Il tempio del mercante
«Già morta, già cosa, quando ancora dobbiamo viverla, la nostra epoca è sola nella storia e codesta solitudine storica influisce fin sulle nostre percezioni: ciò che noi vediamo “non ci sarà più”; si riderà delle nostre ignoranze, ci si indignerà delle nostre colpe. Quale risorsa ci rimane?» (Jean Paul Sartre)

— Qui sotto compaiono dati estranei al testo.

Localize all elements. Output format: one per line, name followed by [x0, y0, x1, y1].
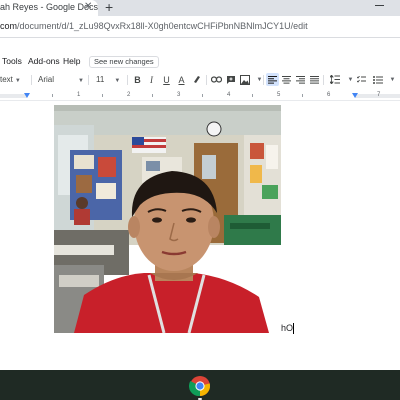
- toolbar-divider: [127, 75, 128, 85]
- italic-button[interactable]: I: [145, 73, 158, 86]
- left-indent-marker[interactable]: [24, 93, 30, 98]
- ruler: 1 2 3 4 5 6 7: [0, 91, 400, 101]
- ruler-tick: [152, 94, 153, 97]
- insert-image-icon[interactable]: [238, 73, 251, 86]
- taskbar: [0, 370, 400, 400]
- link-icon[interactable]: [210, 73, 223, 86]
- text-cursor: [293, 323, 294, 334]
- chevron-down-icon: ▼: [14, 78, 21, 84]
- justify-icon[interactable]: [308, 73, 321, 86]
- url-path: /document/d/1_zLu98QvxRx18ll-X0gh0entcwC…: [17, 21, 308, 31]
- address-bar[interactable]: com/document/d/1_zLu98QvxRx18ll-X0gh0ent…: [0, 16, 400, 38]
- align-left-icon[interactable]: [266, 73, 279, 86]
- tab-close-icon[interactable]: ✕: [84, 1, 92, 13]
- chevron-down-icon: ▼: [78, 78, 84, 84]
- minimize-window-icon[interactable]: [375, 5, 384, 6]
- browser-tab[interactable]: ah Reyes - Google Docs ✕: [0, 0, 98, 16]
- menu-bar: Tools Add-ons Help See new changes: [0, 55, 400, 69]
- menu-add-ons[interactable]: Add-ons: [28, 55, 60, 68]
- menu-tools[interactable]: Tools: [2, 55, 22, 68]
- ruler-tick: [202, 94, 203, 97]
- text-color-button[interactable]: A: [175, 73, 188, 86]
- new-tab-button[interactable]: +: [105, 0, 113, 15]
- ruler-number: 3: [177, 92, 181, 98]
- highlighter-icon[interactable]: [190, 73, 203, 86]
- style-select[interactable]: text ▼: [0, 73, 21, 88]
- formatting-toolbar: text ▼ Arial ▼ 11 ▼ B I U A ▼ ▼ ▼: [0, 71, 400, 89]
- bulleted-list-icon[interactable]: [371, 73, 384, 86]
- typed-text[interactable]: hO: [281, 323, 293, 333]
- ruler-tick: [252, 94, 253, 97]
- ruler-number: 2: [127, 92, 131, 98]
- bold-button[interactable]: B: [131, 73, 144, 86]
- ruler-number: 7: [377, 92, 381, 98]
- url-text[interactable]: com/document/d/1_zLu98QvxRx18ll-X0gh0ent…: [0, 21, 308, 32]
- ruler-number: 4: [227, 92, 231, 98]
- ruler-number: 6: [327, 92, 331, 98]
- ruler-number: 1: [77, 92, 81, 98]
- classroom-selfie-image: [54, 105, 281, 333]
- see-new-changes-button[interactable]: See new changes: [89, 56, 159, 68]
- chrome-icon[interactable]: [188, 375, 211, 397]
- font-select[interactable]: Arial ▼: [38, 73, 84, 88]
- ruler-number: 5: [277, 92, 281, 98]
- chevron-down-icon: ▼: [114, 78, 121, 84]
- checklist-icon[interactable]: [355, 73, 368, 86]
- toolbar-divider: [323, 75, 324, 85]
- ruler-left-margin: [0, 94, 27, 98]
- inserted-photo[interactable]: [54, 105, 281, 333]
- font-size-select[interactable]: 11 ▼: [96, 73, 120, 88]
- toolbar-divider: [31, 75, 32, 85]
- toolbar-divider: [88, 75, 89, 85]
- font-value: Arial: [38, 75, 55, 84]
- toolbar-divider: [263, 75, 264, 85]
- menu-help[interactable]: Help: [63, 55, 80, 68]
- document-canvas[interactable]: hO: [0, 102, 400, 370]
- docs-header: [0, 38, 400, 52]
- url-host: com: [0, 21, 18, 31]
- toolbar-divider: [206, 75, 207, 85]
- add-comment-icon[interactable]: [224, 73, 237, 86]
- ruler-tick: [52, 94, 53, 97]
- style-value: text: [0, 75, 13, 84]
- line-spacing-icon[interactable]: [328, 73, 341, 86]
- align-right-icon[interactable]: [294, 73, 307, 86]
- align-center-icon[interactable]: [280, 73, 293, 86]
- chevron-down-icon[interactable]: ▼: [385, 73, 398, 86]
- browser-tab-strip: ah Reyes - Google Docs ✕ +: [0, 0, 400, 16]
- ruler-tick: [302, 94, 303, 97]
- font-size-value: 11: [96, 75, 105, 84]
- underline-button[interactable]: U: [160, 73, 173, 86]
- right-indent-marker[interactable]: [352, 93, 358, 98]
- ruler-tick: [102, 94, 103, 97]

Sono un vecchio delegato sindacale, uno di quelli che lo fa da vent’anni senza mai aver preso una lira. Mi occupo anche di sicurezza come rappresentante dei lavoratori. So cose, si direbbe. Mi formo e mi informo, ne ho la responsabilità, me la sono presa, non me l’ha ordinato il dottore. Sono pure uno che rompe abbastanza. Di quello che è successo ieri a Firenze ne ho parlato in altre sedi. Ci sono le cose che i giornali riportano, il giochino del cordoglio, le richieste di dialogo per chiudere le stalle mentre i buoi già corrono per i campi. C’è la logica del subappalto, gran risparmio, una certa leggerezza nell’affidare pezzi della produzione in terzocontismo, senza che sia ben chiara a tutti la catena dei processi. Corpi alieni nel ventre di una balena.

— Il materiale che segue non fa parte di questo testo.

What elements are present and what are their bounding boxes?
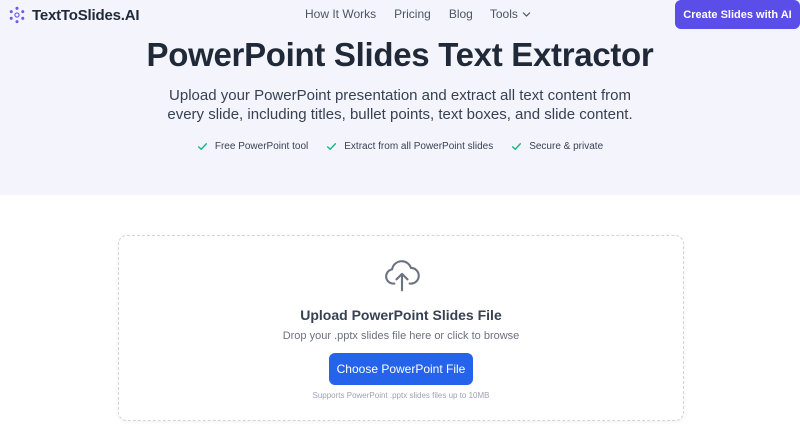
feature-item: Free PowerPoint tool xyxy=(197,141,308,152)
logo-icon xyxy=(9,6,25,24)
feature-label: Free PowerPoint tool xyxy=(214,141,309,152)
check-icon xyxy=(327,143,337,150)
page-title: PowerPoint Slides Text Extractor xyxy=(146,36,654,73)
upload-subtitle: Drop your .pptx slides file here or clic… xyxy=(282,330,520,342)
nav-tools-dropdown[interactable]: Tools xyxy=(490,7,531,21)
feature-list: Free PowerPoint tool Extract from all Po… xyxy=(0,141,800,152)
feature-item: Extract from all PowerPoint slides xyxy=(326,141,493,152)
hero-section: PowerPoint Slides Text Extractor Upload … xyxy=(0,30,800,195)
check-icon xyxy=(512,143,522,150)
check-icon xyxy=(197,143,207,150)
feature-item: Secure & private xyxy=(511,141,603,152)
top-navbar: TextToSlides.AI How It Works Pricing Blo… xyxy=(0,0,800,30)
feature-label: Secure & private xyxy=(529,141,604,152)
upload-dropzone[interactable]: Upload PowerPoint Slides File Drop your … xyxy=(118,235,684,421)
brand-logo-link[interactable]: TextToSlides.AI xyxy=(8,4,139,26)
upload-note: Supports PowerPoint .pptx slides files u… xyxy=(312,391,490,400)
nav-link-pricing[interactable]: Pricing xyxy=(394,7,431,21)
brand-name: TextToSlides.AI xyxy=(32,6,140,24)
upload-title: Upload PowerPoint Slides File xyxy=(300,307,502,323)
nav-link-how-it-works[interactable]: How It Works xyxy=(305,7,376,21)
hero-subtitle: Upload your PowerPoint presentation and … xyxy=(167,87,633,123)
create-slides-button[interactable]: Create Slides with AI xyxy=(675,0,800,29)
nav-links: How It Works Pricing Blog Tools xyxy=(305,7,531,21)
chevron-down-icon xyxy=(522,11,531,17)
choose-file-button[interactable]: Choose PowerPoint File xyxy=(329,353,473,385)
nav-tools-label: Tools xyxy=(489,7,518,21)
nav-link-blog[interactable]: Blog xyxy=(449,7,473,21)
feature-label: Extract from all PowerPoint slides xyxy=(344,141,494,152)
cloud-upload-icon xyxy=(385,260,420,292)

Tempo fa, non troppo, proprio a vista di casa mia, un tale che conoscevo appena, giusto un ciao al bar per le sigarette ed il caffè la mattina, è finito in una tramoggia, ha lasciato famiglia, un ragazzino complicato. Ho sentito le ambulanze, un certo frastuono. Dopo un paio di giorni la notizia è sparita, pure se già era solo roba da trafiletto. Come sparirà quella di Firenze fra qualche giorno, come sono spariti gli altri mille trafiletti dell’ultimo anno. Sono tornato ieri sera tardi da Firenze, c’erano momenti concitati, ovvia rabbia, occhi puntati su leggi fatte per far ricchi i più ricchi. Ogni tanto il morto ci scappa, ma finisce nella tramoggia anche quella notizia. Non succederà niente oltre la retorica della commozione dell’istante, il cordoglio unanime, il parliamone. Ma cosa ci sia da parlare non mi è mai stato chiaro, o meglio, mi è chiaro l’oggetto del contendere, non capisco perché bisogna parlare di certe ovvietà. Lo scontro è ideologico, non c’è vittima che tenga. Si dirà che ci vuole più formazione, più informazione. Si investirà tre centesimi in più su quello, il resto, si dirà, non c’entra.

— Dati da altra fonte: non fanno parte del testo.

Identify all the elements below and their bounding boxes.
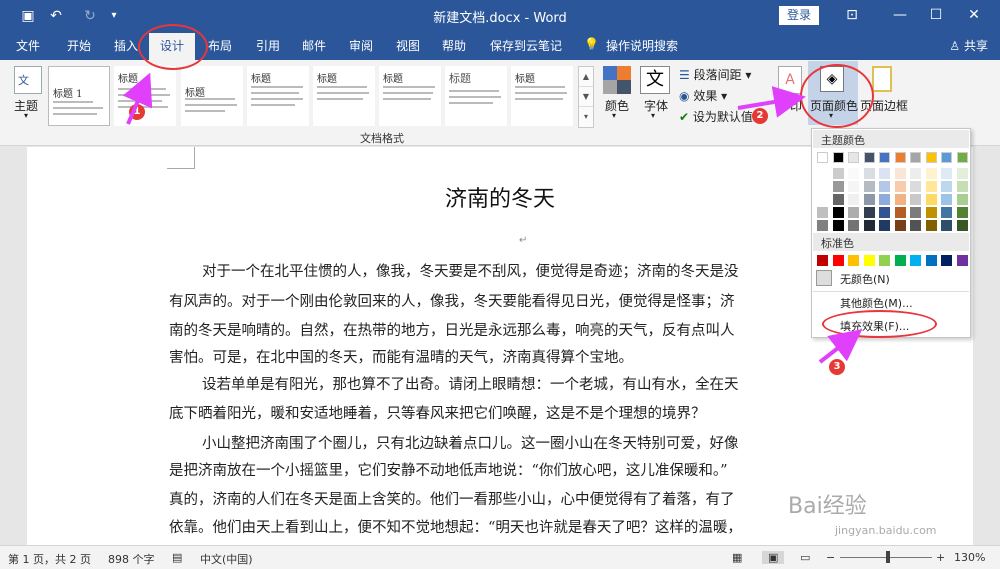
watermark-bai: Bai — [788, 494, 823, 519]
watermark-jingyan: 经验 — [822, 494, 867, 519]
arrow-1 — [122, 72, 153, 125]
arrow-2 — [737, 86, 806, 118]
watermark-logo: Bai经验 — [788, 488, 867, 520]
annotation-arrows — [122, 72, 863, 364]
watermark-url: jingyan.baidu.com — [835, 524, 937, 537]
arrow-3 — [818, 329, 863, 364]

Ma questa tragedia di Firenze ha però qualcosa di particolare, e non solo per il numero delle vittime. Ci riflettevo mentre cercavo di non investire i cinghiali sulla via del ritorno. Per la stessa strada provavo a non scivolare sul ghiaccio sino all’anno scorso, a non farmi cogliere dalla inevitabile tormenta di neve. In quest’inverno tropicale mi sono pure fermato ad oltre mille metri, in riva al bosco, per fumare con l’aria fresca. A Firenze si è consumata una metafora potente dell’oggi. I templi della merce vanno costruiti, non ce n’è mai abbastanza per deificare il consumo. Vi invito a guardare chi sono le vittime. C’è un signore che sino a qualche anno fa sarebbe già stato in pensione. Viene dall’Abruzzo, s’era spostato per lavoro probabilmente, e ne aveva accettato uno che non pare semplice. Non tornerà più a casa, nemmeno nella sua piccola provincia, per le festività, le vacanze estive, a salutare vecchi amici, i parenti. Gli altri sono nordafricani, un paio pare senza permesso di soggiorno. Sono quelli che facciamo finta di non vedere se annegano, che non vogliamo, che vorremmo cannoneggiare, poi sotto traccia ne usiamo le braccia per fabbricarci lustrini festosi, i luoghi divini del consumo, ché altri non s’adatterebbero a certe fatiche.
E quell’immenso tempio s’è fatto un detrito nella città della storia mortificata, sotto le sue macerie ancora le anime degli ultimi, quelli attaccati alla ricerca disperata d’una vita dignitosa con le unghie e coi denti, che non hanno nome, quelli che non saranno mai a Sanremo, nemmeno vinceranno uno slam. Domani è un altro giorno, la fila alla cassa non si esaurisce, in attesa delle rovine del prossimo tempio, delle nuove vittime sacrificali immolate al nostro shopping domenicale.